Comes along a general retired from the Bolivian military in the recent news (June, 2017), who says that the Cuban communist leadership had tired of Che Guevara, and were just as happy to get rid of him. Thus the support for his Central American escapades. They figured he would not likely survive guerrilla war in the Americas, leaving them with a win-win. The somewhat too charismatic Che will live on in inspiring memory while the real Che, lately becoming a headache, would be eliminated.

Who tells the story, who first reaches our ears with something we want to believe?

Guevara was clearly more charismatic than either of the Castro brothers, and his media star was rising. He spoke at the United Nations, he was interviewed on the major US television shows, Face the Nation and the rest. He was tele-photogenic and he knew it, a Jack Kennedy among these fiery Marxists. If someone like that, an Argentinian turned Cuban, diverts interest from Cuban homegrown revolutionaries, that’s a problem.

There were other problems.

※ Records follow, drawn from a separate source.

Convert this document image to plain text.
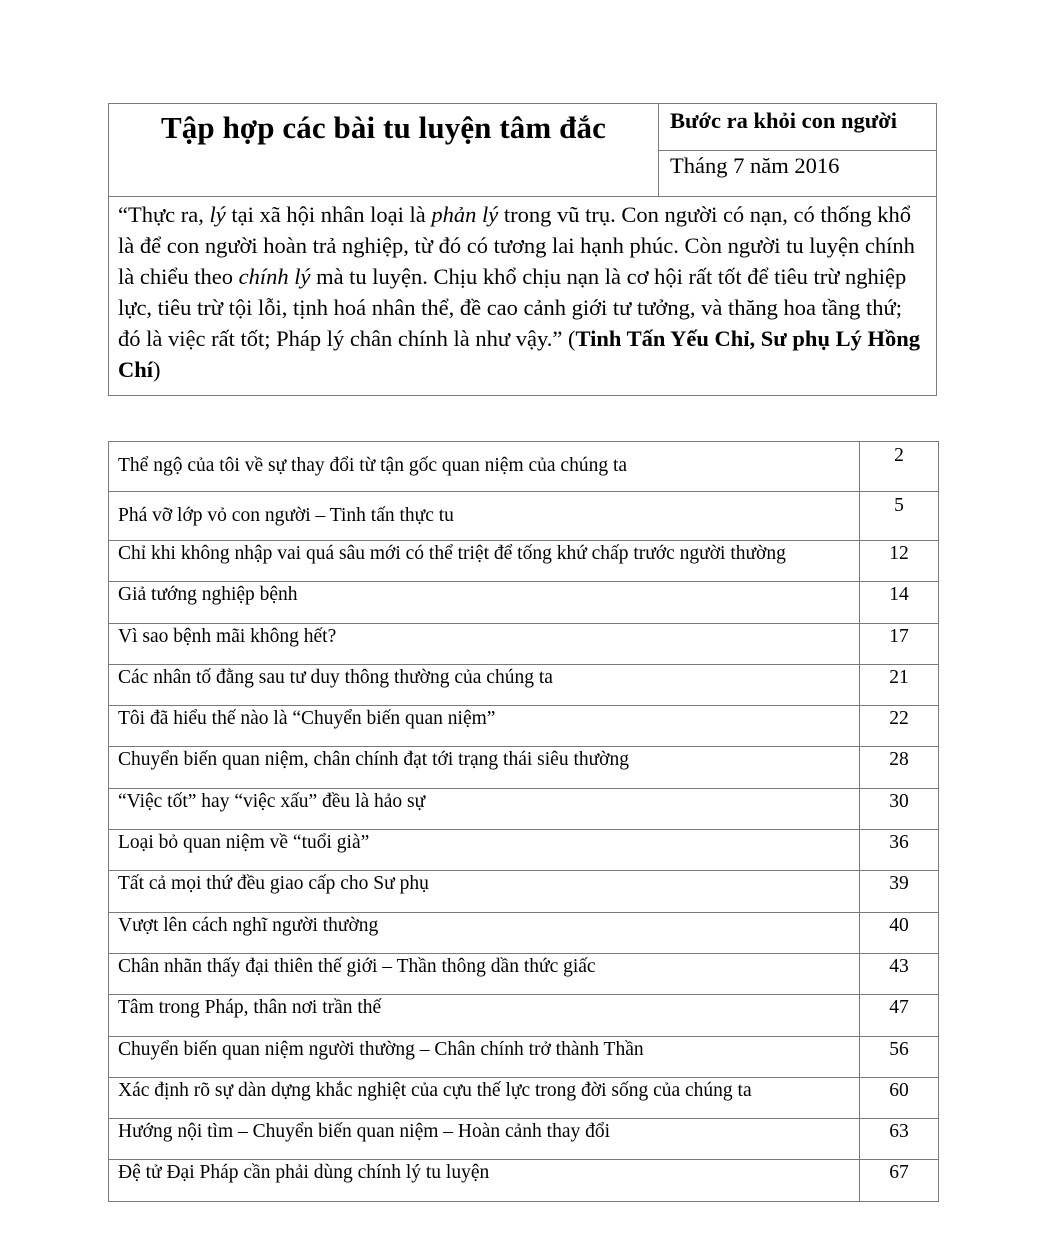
Tập hợp các bài tu luyện tâm đắc	Bước ra khỏi con người

Tháng 7 năm 2016

“Thực ra, lý tại xã hội nhân loại là phản lý trong vũ trụ. Con người có nạn, có thống khổ là để con người hoàn trả nghiệp, từ đó có tương lai hạnh phúc. Còn người tu luyện chính là chiểu theo chính lý mà tu luyện. Chịu khổ chịu nạn là cơ hội rất tốt để tiêu trừ nghiệp lực, tiêu trừ tội lỗi, tịnh hoá nhân thể, đề cao cảnh giới tư tưởng, và thăng hoa tầng thứ; đó là việc rất tốt; Pháp lý chân chính là như vậy.” (Tinh Tấn Yếu Chỉ, Sư phụ Lý Hồng Chí)
Thể ngộ của tôi về sự thay đổi từ tận gốc quan niệm của chúng ta	2

Phá vỡ lớp vỏ con người – Tinh tấn thực tu	5

Chỉ khi không nhập vai quá sâu mới có thể triệt để tống khứ chấp trước người thường	12

Giả tướng nghiệp bệnh	14

Vì sao bệnh mãi không hết?	17

Các nhân tố đằng sau tư duy thông thường của chúng ta	21

Tôi đã hiểu thế nào là “Chuyển biến quan niệm”	22

Chuyển biến quan niệm, chân chính đạt tới trạng thái siêu thường	28

“Việc tốt” hay “việc xấu” đều là hảo sự	30

Loại bỏ quan niệm về “tuổi già”	36

Tất cả mọi thứ đều giao cấp cho Sư phụ	39

Vượt lên cách nghĩ người thường	40

Chân nhãn thấy đại thiên thế giới – Thần thông dần thức giấc	43

Tâm trong Pháp, thân nơi trần thế	47

Chuyển biến quan niệm người thường – Chân chính trở thành Thần	56

Xác định rõ sự dàn dựng khắc nghiệt của cựu thế lực trong đời sống của chúng ta	60

Hướng nội tìm – Chuyển biến quan niệm – Hoàn cảnh thay đổi	63

Đệ tử Đại Pháp cần phải dùng chính lý tu luyện	67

In one speech, Che openly criticized the Soviet Union, which had already become Cuba’s financial lifeline. He was becoming impetuous, quick to pull the trigger on new revolutionary action even before the gains of existing campaigns were solidified. Off to the Congo to fight, he was believed killed there, but survived, and his legend kept growing.

Then Che went to fight for the peasants in Bolivia, with more zeal than realistic planning. Did he and Fidel agree it was high time for him to go, to wage foreign campaigns? His biographer, Jon Lee Anderson, suggests that Fidel was more than ready for Che’s exit. The retired General Prado Salmon adds an emphasis, that the Cuban leadership “rid themselves of him,” that slaps us in the face with its candor.

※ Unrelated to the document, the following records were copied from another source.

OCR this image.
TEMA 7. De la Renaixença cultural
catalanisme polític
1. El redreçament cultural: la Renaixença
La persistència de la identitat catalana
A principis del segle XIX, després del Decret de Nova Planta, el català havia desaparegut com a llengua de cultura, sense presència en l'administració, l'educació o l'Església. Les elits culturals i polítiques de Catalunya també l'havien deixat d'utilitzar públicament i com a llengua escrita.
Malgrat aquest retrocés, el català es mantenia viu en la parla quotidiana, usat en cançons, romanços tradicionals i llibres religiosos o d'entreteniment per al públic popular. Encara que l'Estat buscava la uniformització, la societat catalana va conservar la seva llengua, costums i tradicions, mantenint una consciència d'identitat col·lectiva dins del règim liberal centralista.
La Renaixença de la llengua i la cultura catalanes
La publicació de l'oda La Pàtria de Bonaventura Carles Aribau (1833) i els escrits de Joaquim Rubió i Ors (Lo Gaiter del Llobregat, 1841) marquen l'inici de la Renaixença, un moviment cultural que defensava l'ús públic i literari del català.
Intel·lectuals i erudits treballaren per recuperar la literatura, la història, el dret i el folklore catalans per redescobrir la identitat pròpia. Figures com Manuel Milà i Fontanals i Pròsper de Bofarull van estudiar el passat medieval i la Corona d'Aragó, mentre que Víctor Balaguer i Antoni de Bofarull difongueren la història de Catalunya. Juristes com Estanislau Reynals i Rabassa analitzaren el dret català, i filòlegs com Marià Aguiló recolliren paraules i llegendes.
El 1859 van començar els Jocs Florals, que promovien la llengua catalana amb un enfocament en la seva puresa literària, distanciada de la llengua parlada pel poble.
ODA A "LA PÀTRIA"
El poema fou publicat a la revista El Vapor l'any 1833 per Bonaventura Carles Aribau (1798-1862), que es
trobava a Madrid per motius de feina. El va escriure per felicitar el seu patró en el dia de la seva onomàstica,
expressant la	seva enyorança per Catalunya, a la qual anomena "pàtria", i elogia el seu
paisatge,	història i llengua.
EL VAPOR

But, are we sure that’s an honest assessment, not part of the push-back against the Guevara legend and charisma? How would the general, or anyone else outside of Cuba’s inner circle truly know their thinking?

Che, captured alive, was killed by the Bolivian military in October of 1967—and precisely what role the American CIA played in the execution stands as one of the mysteries within the overall intrigue of Che’s story.

Another mystery, the resting place of his bones, was solved by Anderson as he interviewed Bolivian soldiers there at the time. An expedition to the site revealed Guevara’s remains, and those of several others. It’s not uncommon in the wake of political turbulence. We scratch the surface for evidence of one political killing, only to find more buried brutality.

Young students of history and mystery, who only know Guevara as the front of a tee-shirt, might do well to go back and watch film footage from the times. Sitting there for interviews, preternaturally handsome, he charmed even if you don’t understand his long responses, in Spanish, to political questions. Angel or devil, depending on point of view.

How someone like Che could be alternately so very charming, and yet so deeply threatening, speaks to the corner of our psyche that harbors the greatest mystery of all.